“Know, therefore,.. you are a stubborn people. Remember and do not forget how you provoked the Lord your God to wrath in the wilderness… You have been rebellious against the Lord. At Horeb… the Lord was so angry with you that he was ready to destroy you… [He] said to me, ‘Arise, go down quickly.., for your people… have acted corruptly… They have made themselves a metal image…
“‘Let me alone, that I may destroy them and blot out their name from under heaven…’ I looked, and you had… made yourselves a golden calf… So I took hold of the two tablets and threw them… and broke them before your eyes. Then I lay prostrate before the Lord… I neither ate bread nor drank water, because of all the sin that you had committed… I was afraid of the anger and hot displeasure that the Lord bore against you… But the Lord listened to me…
“So I lay prostrate before the Lord for these forty days and forty nights… And I prayed, ‘O Lord God, do not destroy your people and your heritage, whom you have redeemed through your greatness, whom you have brought out of Egypt… Do not regard the stubbornness of this people, or their wickedness or sin, lest the land from which you brought us say, “Because the Lord was not able to bring them into the land that he promised them, and because he hated them, he has brought them out to put them to death in the wilderness.” For they are your people and your heritage, whom you brought out by your great power and by your outstretched arm.’” Deuteronomy 9:4-8,12,14,16-19,25-29
One of Moses’ most significant ministries among the people of God was his ongoing intercession for them. From reluctance to maturity as God’s leader of the nation, he grew through ongoing communion with his Sovereign. Over years and trials he deepened his understanding of how God worked and the facets of His character. He learned to love His honor and His people, however fickle and rebellious they were. (Exodus 4:10-13)

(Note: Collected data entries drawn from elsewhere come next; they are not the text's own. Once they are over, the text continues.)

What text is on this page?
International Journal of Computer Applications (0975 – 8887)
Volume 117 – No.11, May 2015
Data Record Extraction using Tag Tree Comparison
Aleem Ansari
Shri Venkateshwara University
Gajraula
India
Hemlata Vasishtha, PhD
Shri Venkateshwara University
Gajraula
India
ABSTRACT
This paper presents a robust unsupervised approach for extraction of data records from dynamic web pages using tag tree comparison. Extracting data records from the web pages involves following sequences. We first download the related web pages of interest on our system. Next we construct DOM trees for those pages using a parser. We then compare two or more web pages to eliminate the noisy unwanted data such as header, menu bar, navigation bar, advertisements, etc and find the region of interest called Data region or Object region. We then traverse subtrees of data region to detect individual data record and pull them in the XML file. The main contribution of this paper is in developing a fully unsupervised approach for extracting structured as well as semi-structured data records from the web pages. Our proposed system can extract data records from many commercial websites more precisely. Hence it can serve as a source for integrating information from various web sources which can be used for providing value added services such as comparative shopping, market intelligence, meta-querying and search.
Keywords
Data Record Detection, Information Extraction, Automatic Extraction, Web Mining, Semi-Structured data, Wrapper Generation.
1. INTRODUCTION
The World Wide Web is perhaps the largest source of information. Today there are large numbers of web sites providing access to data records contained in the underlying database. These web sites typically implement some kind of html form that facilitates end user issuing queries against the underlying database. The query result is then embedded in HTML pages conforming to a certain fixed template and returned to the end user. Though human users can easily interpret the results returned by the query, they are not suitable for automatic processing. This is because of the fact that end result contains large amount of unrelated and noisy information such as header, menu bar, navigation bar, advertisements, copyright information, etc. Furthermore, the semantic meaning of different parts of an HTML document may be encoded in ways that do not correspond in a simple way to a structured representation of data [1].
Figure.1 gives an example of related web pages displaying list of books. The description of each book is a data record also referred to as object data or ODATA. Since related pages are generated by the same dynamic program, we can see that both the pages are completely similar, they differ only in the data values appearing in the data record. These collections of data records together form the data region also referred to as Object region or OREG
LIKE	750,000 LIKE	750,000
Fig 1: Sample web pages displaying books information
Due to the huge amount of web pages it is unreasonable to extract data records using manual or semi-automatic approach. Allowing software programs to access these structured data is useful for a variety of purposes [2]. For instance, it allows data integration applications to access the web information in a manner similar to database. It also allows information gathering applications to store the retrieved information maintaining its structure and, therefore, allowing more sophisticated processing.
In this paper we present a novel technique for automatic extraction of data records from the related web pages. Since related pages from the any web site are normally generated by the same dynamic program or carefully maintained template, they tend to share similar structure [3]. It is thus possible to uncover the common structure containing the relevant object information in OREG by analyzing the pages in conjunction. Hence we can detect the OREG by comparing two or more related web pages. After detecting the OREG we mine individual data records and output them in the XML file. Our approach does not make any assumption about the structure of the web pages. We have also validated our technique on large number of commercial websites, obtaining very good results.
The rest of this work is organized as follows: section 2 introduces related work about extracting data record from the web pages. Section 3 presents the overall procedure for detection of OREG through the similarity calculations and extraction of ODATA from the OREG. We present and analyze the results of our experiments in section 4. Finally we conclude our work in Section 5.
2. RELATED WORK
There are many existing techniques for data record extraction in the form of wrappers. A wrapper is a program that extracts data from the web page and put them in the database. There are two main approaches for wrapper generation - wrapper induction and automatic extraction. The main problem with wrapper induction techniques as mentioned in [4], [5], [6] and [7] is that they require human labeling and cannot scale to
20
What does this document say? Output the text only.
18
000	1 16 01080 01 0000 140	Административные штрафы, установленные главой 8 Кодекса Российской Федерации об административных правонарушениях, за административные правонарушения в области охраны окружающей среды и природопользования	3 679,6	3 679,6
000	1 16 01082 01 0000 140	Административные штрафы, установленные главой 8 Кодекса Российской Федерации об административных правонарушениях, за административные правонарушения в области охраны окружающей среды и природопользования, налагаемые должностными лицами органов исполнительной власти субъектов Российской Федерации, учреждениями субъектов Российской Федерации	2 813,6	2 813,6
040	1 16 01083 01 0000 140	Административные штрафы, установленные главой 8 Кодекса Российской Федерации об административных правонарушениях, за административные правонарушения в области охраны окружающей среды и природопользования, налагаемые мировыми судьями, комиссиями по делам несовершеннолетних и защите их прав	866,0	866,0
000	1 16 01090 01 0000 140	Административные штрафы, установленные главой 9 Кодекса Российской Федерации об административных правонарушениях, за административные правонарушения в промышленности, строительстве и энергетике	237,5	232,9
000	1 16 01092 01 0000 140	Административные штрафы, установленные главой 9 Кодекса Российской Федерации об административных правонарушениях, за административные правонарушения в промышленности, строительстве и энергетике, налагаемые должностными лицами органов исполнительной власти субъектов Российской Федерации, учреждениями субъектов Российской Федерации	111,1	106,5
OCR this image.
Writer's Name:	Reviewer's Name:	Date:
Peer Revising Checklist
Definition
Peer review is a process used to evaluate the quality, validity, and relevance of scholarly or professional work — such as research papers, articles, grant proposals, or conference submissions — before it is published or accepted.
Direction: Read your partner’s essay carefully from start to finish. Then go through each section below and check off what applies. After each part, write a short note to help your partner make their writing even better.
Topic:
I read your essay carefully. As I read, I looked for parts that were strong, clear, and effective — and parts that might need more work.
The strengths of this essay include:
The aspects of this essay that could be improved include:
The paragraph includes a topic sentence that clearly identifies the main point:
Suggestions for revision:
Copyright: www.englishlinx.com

Prayer does that. Humbling ourselves before the Almighty, the Holy One, puts us in our place as His instrument. It reminds us of our smallness before His greatness, our fallibility and weakness before His perfection and might. Coming by His mercy reminds us to be merciful, and acknowledging His undeserved favor awakens graciousness in us toward others. (Job 1:5; Psalm 8:3-6; Matthew 6:12; Luke 18:13; Hebrews 4:15-16)
How vibrant is our ministry of pleading for others? Does our own secure salvation cause us to be smug and uncaring toward the lost, or regularly spur us to grief over rebel spirits and ignorance, compassion, desire for God’s holy intervention? How well do we try to understand their resistance or reluctance? Would we ask God for a heart like His for their souls?
Whom has the Lord placed alongside us in workplace or neighborhood for whom there may be no other to plead? What evidence do we display, visibly or in the private place, that we care deeply and personally for their eternal state, and are concerned that God’s honor be known? The Lord hears the powerful, effectual prayers of His people. When and for whom will I prostrate myself and plead today? (Psalm 34:17; 138:3; Jeremiah 33:3; James 5:16)
Loving Father, compel me to passionate, merciful pleading for the lost, seeking You and Your highest and best for their sake and Your glory.